The pullback seen in afternoon trading came as the minutes of the Fed's March meeting seemed to indicate that the members were less willing to initiate another round of quantitative easing amid signs of improvement in the U.S. economy.
The latest minutes said only "a couple of members" indicated that additional stimulus could become necessary, compared to the minutes of the January meeting, which said "a few members" believed that conditions could warrant additional securities purchases.
Paul Ashworth, Chief U.S. Economist at Capital Economics, said, "Even though Fed officials remain cautious about the economic outlook, there is little, if any, support for any new program of asset purchases in the short term."
"So there will be no QE3 unless the recovery falters and, even under those circumstances, it is still questionable whether there would be a majority in favor of more action," he added.
Earlier in the day, the Commerce Department released a report showing that factory orders rebounded by slightly less than expected in the month of February.
The report showed that new orders for manufactured goods rose by 1.3 percent in February following a 1.1 percent drop in January.

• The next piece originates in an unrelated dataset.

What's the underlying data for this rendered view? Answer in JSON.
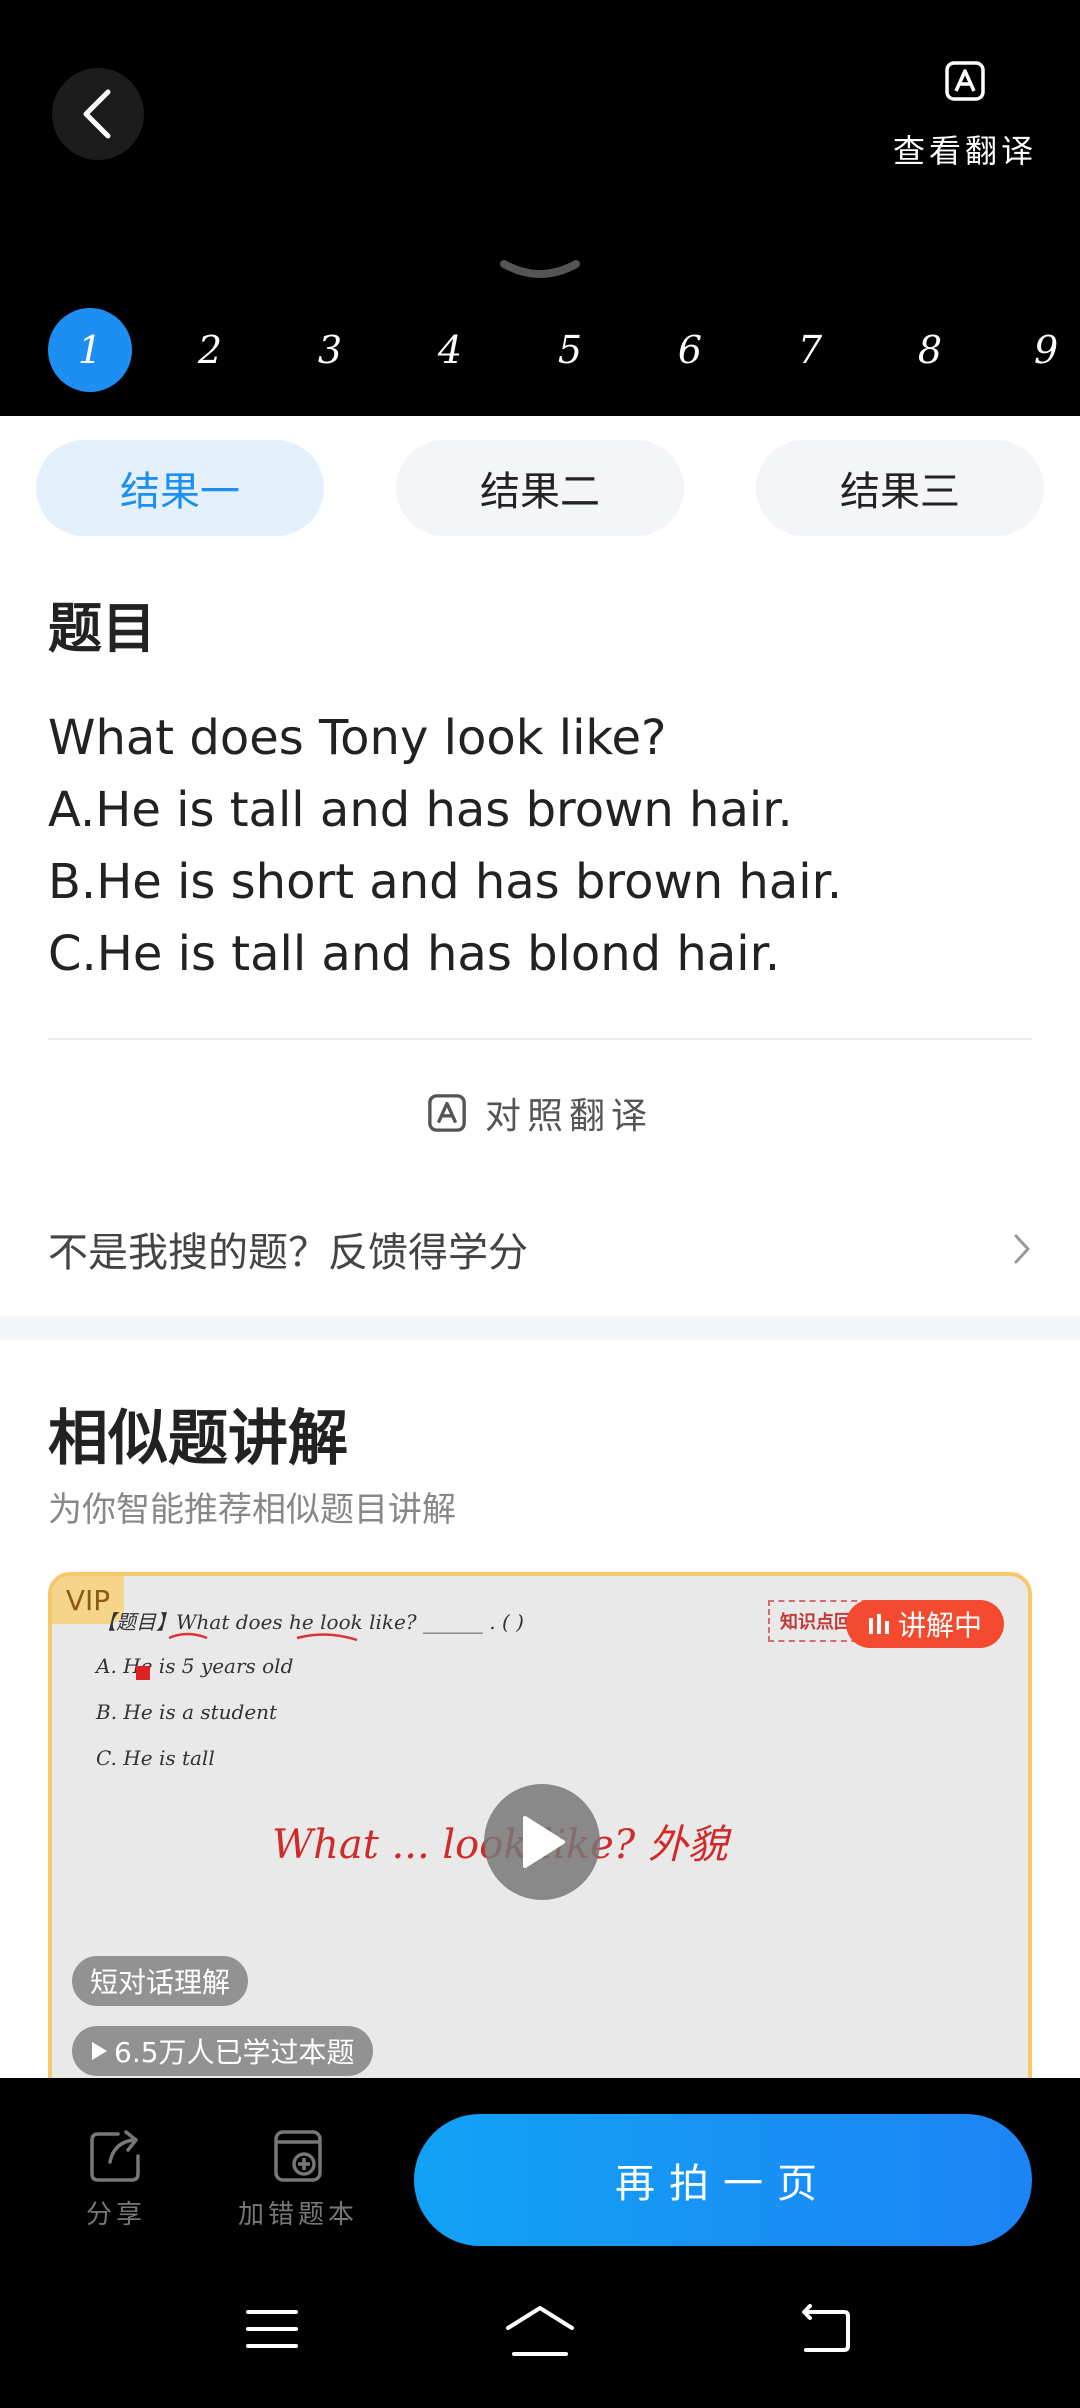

Economists had expected orders to increase by about 1.5 percent.
Traders also digested the release of monthly sales results from the nation's major auto manufacturers, with sales rising due in part to increased demand for smaller cars amid the recent surge in gas prices.

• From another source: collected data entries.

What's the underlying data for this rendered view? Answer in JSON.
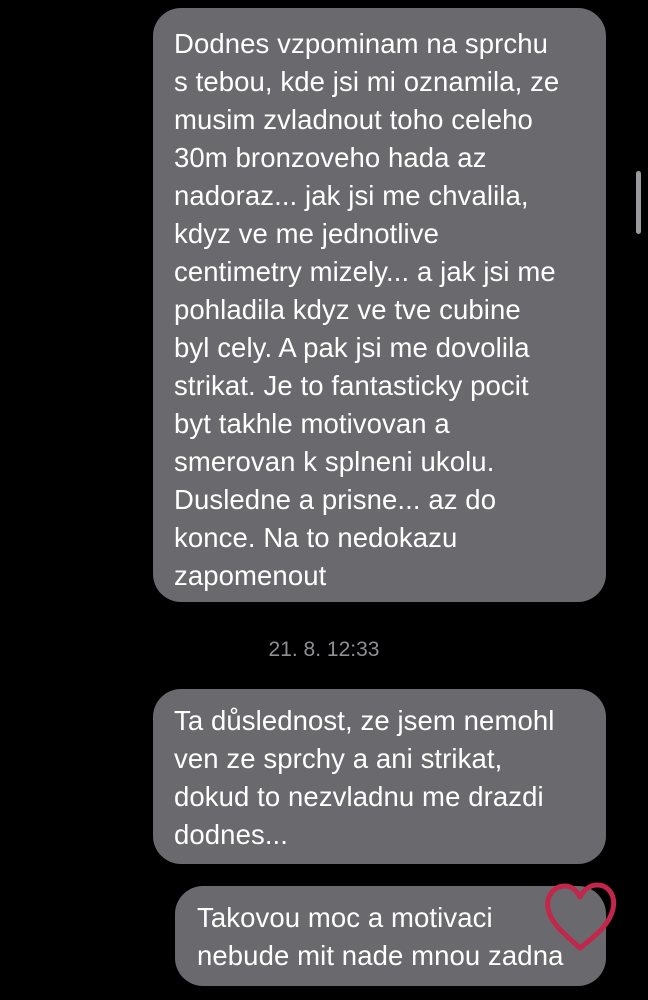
{
  "messages": [
    {
      "lines": [
        "Dodnes vzpominam na sprchu",
        "s tebou, kde jsi mi oznamila, ze",
        "musim zvladnout toho celeho",
        "30m bronzoveho hada az",
        "nadoraz... jak jsi me chvalila,",
        "kdyz ve me jednotlive",
        "centimetry mizely... a jak jsi me",
        "pohladila kdyz ve tve cubine",
        "byl cely. A pak jsi me dovolila",
        "strikat. Je to fantasticky pocit",
        "byt takhle motivovan a",
        "smerovan k splneni ukolu.",
        "Dusledne a prisne... az do",
        "konce. Na to nedokazu",
        "zapomenout"
      ]
    },
    {
      "lines": [
        "Ta důslednost, ze jsem nemohl",
        "ven ze sprchy a ani strikat,",
        "dokud to nezvladnu me drazdi",
        "dodnes..."
      ]
    },
    {
      "lines": [
        "Takovou moc a motivaci",
        "nebude mit nade mnou zadna"
      ]
    }
  ],
  "timestamp": "21. 8. 12:33",
  "colors": {
    "background": "#000000",
    "bubble": "#6a6a6e",
    "text": "#ffffff",
    "timestamp": "#8e8e93",
    "heart_stroke": "#c2264a"
  },
  "icons": {
    "heart": "heart-outline-icon"
  }
}
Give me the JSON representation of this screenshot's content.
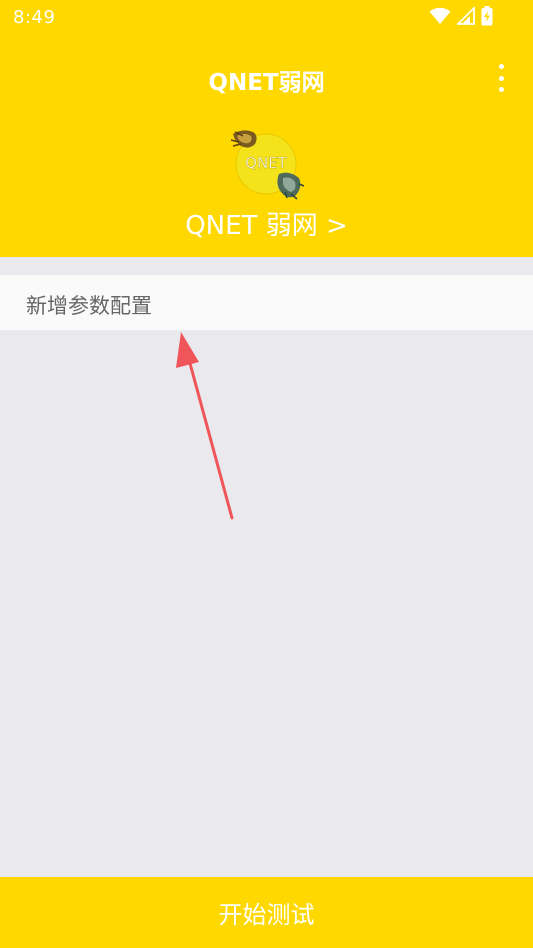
{
  "status_bar": {
    "time": "8:49",
    "icons": [
      "wifi-icon",
      "signal-icon",
      "battery-charging-icon"
    ]
  },
  "app_bar": {
    "title": "QNET弱网",
    "menu_icon": "more-vert-icon"
  },
  "profile": {
    "logo_text": "QNET",
    "name": "QNET 弱网 >"
  },
  "list": {
    "items": [
      {
        "label": "新增参数配置"
      }
    ]
  },
  "bottom_button": {
    "label": "开始测试"
  },
  "colors": {
    "primary": "#FFD800",
    "background": "#E9E9EE",
    "list_item_bg": "#FAFAFA",
    "list_text": "#666666",
    "annotation_arrow": "#F0555A"
  }
}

Chrysler reported a 34 percent jump in auto sales in March, while General Motors (GM) said its sales rose by 12 percent and Ford (F) said its sales increased by 5 percent.
Meanwhile, Molson Coors Brewing (TAP) fell by 5.4 percent after the company announced an agreement to acquire European brewer StarBev for approximately $3.5 billion.

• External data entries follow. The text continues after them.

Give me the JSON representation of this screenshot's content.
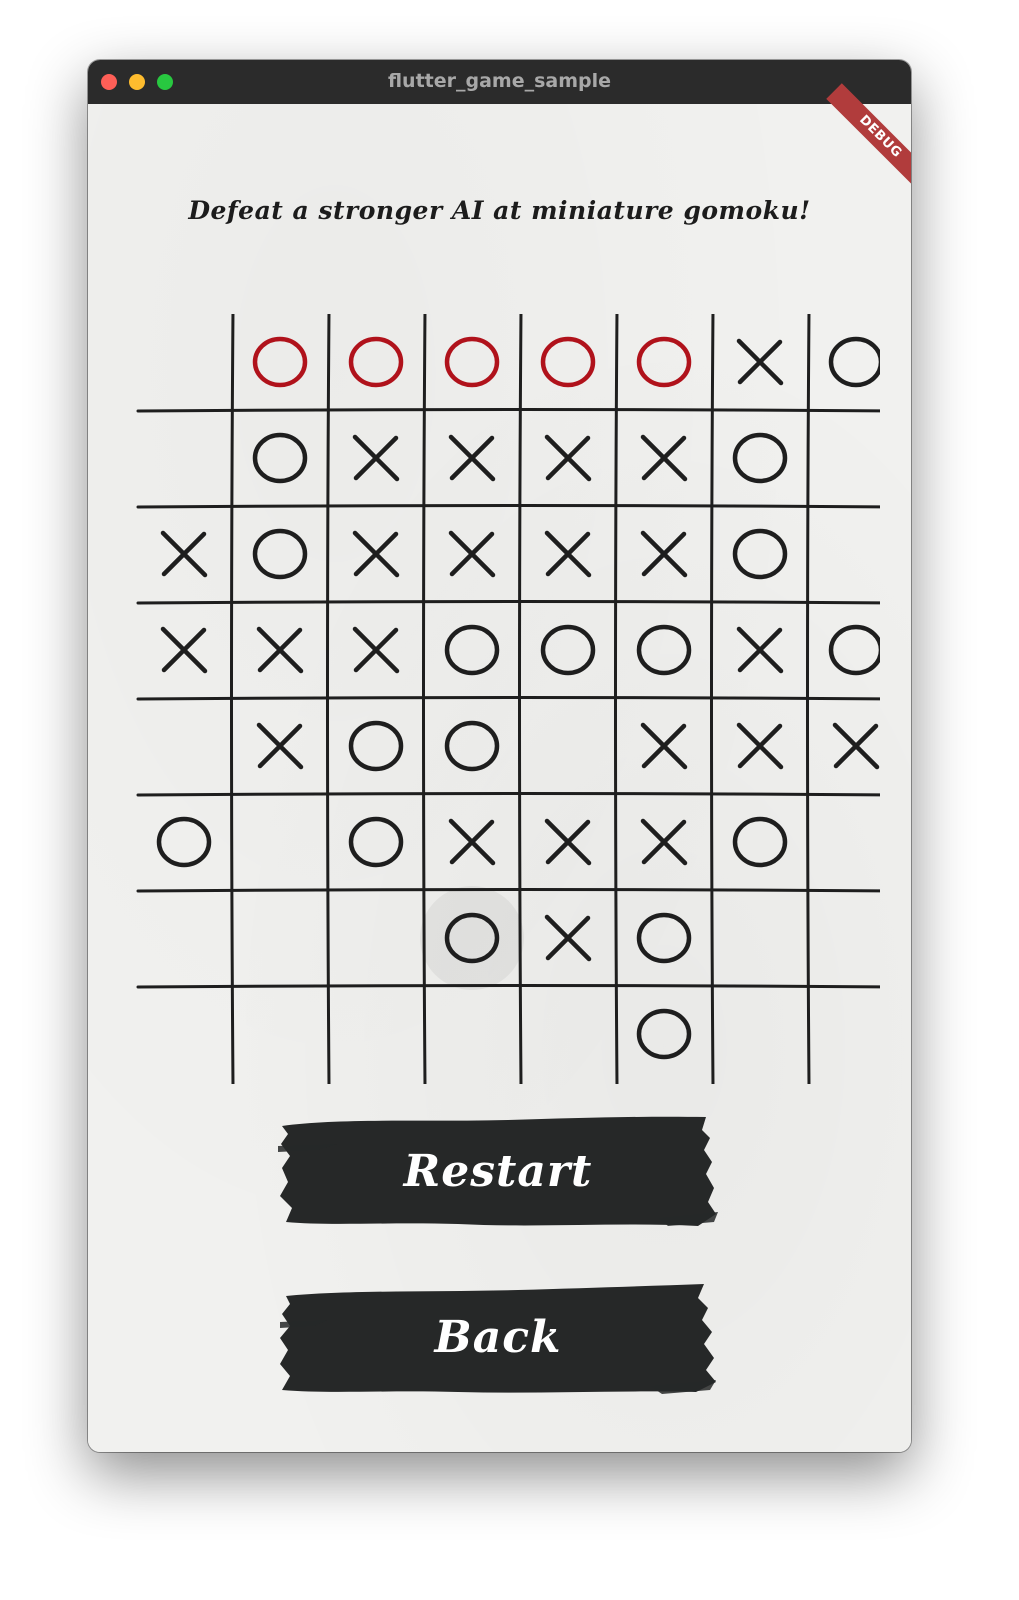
{
  "window": {
    "title": "flutter_game_sample",
    "debug_banner": "DEBUG"
  },
  "game": {
    "headline": "Defeat a stronger AI at miniature gomoku!",
    "rows": 8,
    "cols": 8,
    "board": [
      [
        "",
        "o",
        "o",
        "o",
        "o",
        "o",
        "x",
        "o"
      ],
      [
        "",
        "o",
        "x",
        "x",
        "x",
        "x",
        "o",
        ""
      ],
      [
        "x",
        "o",
        "x",
        "x",
        "x",
        "x",
        "o",
        ""
      ],
      [
        "x",
        "x",
        "x",
        "o",
        "o",
        "o",
        "x",
        "o"
      ],
      [
        "",
        "x",
        "o",
        "o",
        "",
        "x",
        "x",
        "x"
      ],
      [
        "o",
        "",
        "o",
        "x",
        "x",
        "x",
        "o",
        ""
      ],
      [
        "",
        "",
        "",
        "o",
        "x",
        "o",
        "",
        ""
      ],
      [
        "",
        "",
        "",
        "",
        "",
        "o",
        "",
        ""
      ]
    ],
    "winning_cells": [
      [
        0,
        1
      ],
      [
        0,
        2
      ],
      [
        0,
        3
      ],
      [
        0,
        4
      ],
      [
        0,
        5
      ]
    ],
    "highlighted_cell": [
      6,
      3
    ],
    "colors": {
      "ink": "#1e1e1e",
      "win": "#b0121b",
      "paper": "#f1f1ef"
    }
  },
  "buttons": {
    "restart_label": "Restart",
    "back_label": "Back",
    "fill_color": "#262828"
  }
}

While most of the major sectors ended the session well off their worst levels of the day, significant weakness remained visible among gold stocks. The NYSE Arca Gold Bugs Index tumbled by 3.3 percent after closing higher in each of the three previous sessions.
The weakness among gold stocks came amid a notable decrease by the price of the precious metal. Gold for June delivery closed down $7.70 at $1,672 an ounce and accelerated to the downside in electronic trading, plummeting by more than $25 an ounce.
Semiconductor stocks also saw considerable weakness, resulting in a 1.6 percent drop by the Philadelphia Semiconductor Index. STMicroelectronics (STM) and Advanced Micro Devices (AMD) turned in two of the sector's worst performances.
Networking, steel, and oil stocks also ended the day firmly in the red, with oil stocks moving lower along with the price of crude oil. Crude for May delivery slid $1.22 to $104.01 a barrel.
Meanwhile, oil-sensitive airline stocks benefited from the drop in oil prices, driving the NYSE Arca Airline Index up by 1.2 percent. Biotech and healthcare stocks also saw some strength on the day.
In overseas trading, stock markets across the Asia-Pacific region moved mostly higher on Tuesday, although Japan's Nikkei 225 Index bucked the uptrend and fell by 0.6 percent. Hong Kong's Hang Seng Index jumped 1.3 percent, while Australia's All Ordinaries Index edged up by 0.2 percent.
Meanwhile, the major European markets turned lower over the course of the trading day. While the U.K.'s FTSE 100 Index fell by 0.6 percent, the German DAX Index and the French CAC 40 Index tumbled by 1.1 percent and 1.6 percent, respectively.
In the bond market, treasuries moved sharply lower on the heels of the release of the Fed minutes. As a result, the yield on the benchmark ten-year note, which moves opposite of its price, jumped 9.1 basis points to 2.284 percent.
Economic data is likely to attract some attention on Wednesday, with traders likely to keep an eye on reports on private sector employment and service sector activity.